Preserving Logical and Functional Dependencies in Synthetic Clinical Datasets

Preserving Logical and Functional Dependencies in Synthetic Clinical Datasets

Preserving Logical and Functional Dependencies in Synthetic Clinical Datasets

DFG Project Number: 576429337

This project develops dependency-aware methods for generating synthetic clinical tabular data, focusing on preserving both logical and functional relationships among attributes while maintaining data utility and fidelity.

Dependencies among attributes are a fundamental characteristic of clinical tabular data, yet their preservation in synthetic data generation remains largely underexplored. While functional dependencies have received some attention in prior work, logical dependencies lack formal definitions and practical extraction methods.

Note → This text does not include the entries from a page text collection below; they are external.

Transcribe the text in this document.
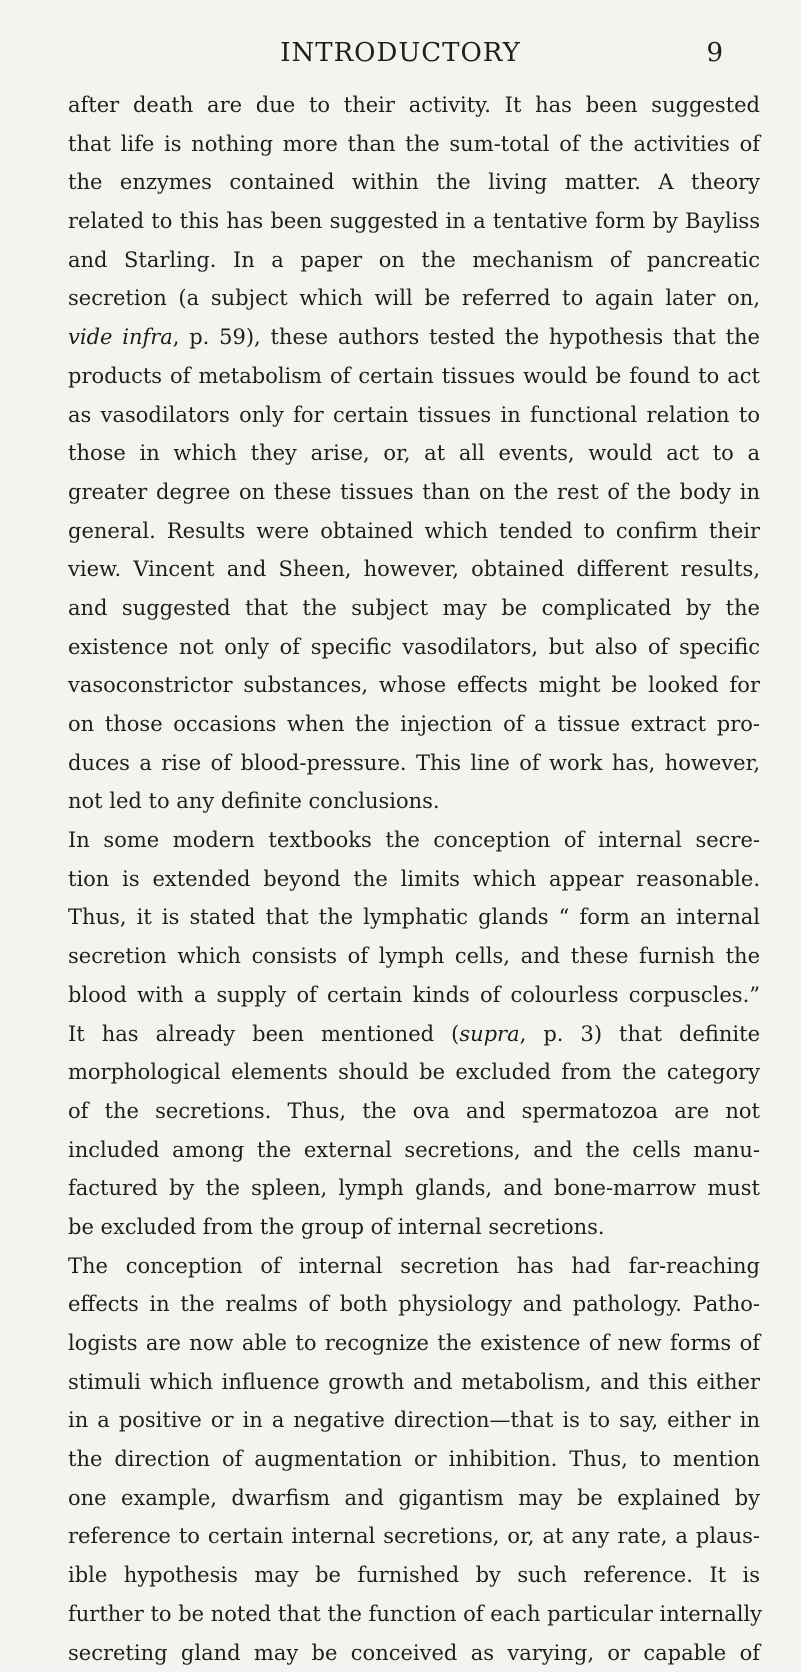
INTRODUCTORY	9
after death are due to their activity. It has been suggested
that life is nothing more than the sum-total of the activities of
the enzymes contained within the living matter. A theory
related to this has been suggested in a tentative form by Bayliss
and Starling. In a paper on the mechanism of pancreatic
secretion (a subject which will be referred to again later on,
vide infra, p. 59), these authors tested the hypothesis that the
products of metabolism of certain tissues would be found to act
as vasodilators only for certain tissues in functional relation to
those in which they arise, or, at all events, would act to a
greater degree on these tissues than on the rest of the body in
general. Results were obtained which tended to confirm their
view. Vincent and Sheen, however, obtained different results,
and suggested that the subject may be complicated by the
existence not only of specific vasodilators, but also of specific
vasoconstrictor substances, whose effects might be looked for
on those occasions when the injection of a tissue extract pro-
duces a rise of blood-pressure. This line of work has, however,
not led to any definite conclusions.
In some modern textbooks the conception of internal secre-
tion is extended beyond the limits which appear reasonable.
Thus, it is stated that the lymphatic glands “ form an internal
secretion which consists of lymph cells, and these furnish the
blood with a supply of certain kinds of colourless corpuscles.”
It has already been mentioned (supra, p. 3) that definite
morphological elements should be excluded from the category
of the secretions. Thus, the ova and spermatozoa are not
included among the external secretions, and the cells manu-
factured by the spleen, lymph glands, and bone-marrow must
be excluded from the group of internal secretions.
The conception of internal secretion has had far-reaching
effects in the realms of both physiology and pathology. Patho-
logists are now able to recognize the existence of new forms of
stimuli which influence growth and metabolism, and this either
in a positive or in a negative direction—that is to say, either in
the direction of augmentation or inhibition. Thus, to mention
one example, dwarfism and gigantism may be explained by
reference to certain internal secretions, or, at any rate, a plaus-
ible hypothesis may be furnished by such reference. It is
further to be noted that the function of each particular internally
secreting gland may be conceived as varying, or capable of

This project aims to formalize logical dependencies, develop efficient techniques for their extraction, and propose quantitative metrics for their assessment. Furthermore, we evaluate existing synthetic data generation models for their ability to preserve both logical and functional dependencies. By incorporating dependency-aware constraints into data generation frameworks, the project seeks to enable the creation of reliable synthetic data that maintains data utility and privacy while faithfully preserving inter-attribute relationships, with particular relevance to healthcare and data-driven research.

Related publications

Dependency-aware synthetic tabular data generation

Chaithra Umesh, Kristian Seegel-Schultz, Manjunath Mahendra, Saptarshi Bej, Olaf Wolkenhauer

Pattern Recognition, Volume 179, 2026, ISSN 0031-3203, Pages 113819

Synthetic tabular data is increasingly used in privacy-sensitive domains such as healthcare, but existing generative models often fail to preserve inter-attribute relationships. In particular, functional dependencies (FDs) and logical dependencies (LDs), which capture deterministic and rule-based associations between features, are rarely or often poorly retained in synthetic datasets. To address this research gap, we propose the Hierarchical Feature Generation Framework (HFGF) for generating synthetic tabular data. We created benchmark datasets with known dependencies to evaluate our proposed HFGF. The framework first generates independent features using a standard generative model, and then reconstructs dependent features using predefined FD and LD rules. Our experiments on four benchmark datasets and three publicly available real-world datasets with varying sizes, feature imbalance, and dependency complexity demonstrate that HFGF improves the preservation of FDs and LDs across six generative models, including CTGAN, TVAE, and GReaT. Utility analysis and qualitative dependency visualizations further show that HFGF significantly enhances the structural fidelity and utility of synthetic tabular data.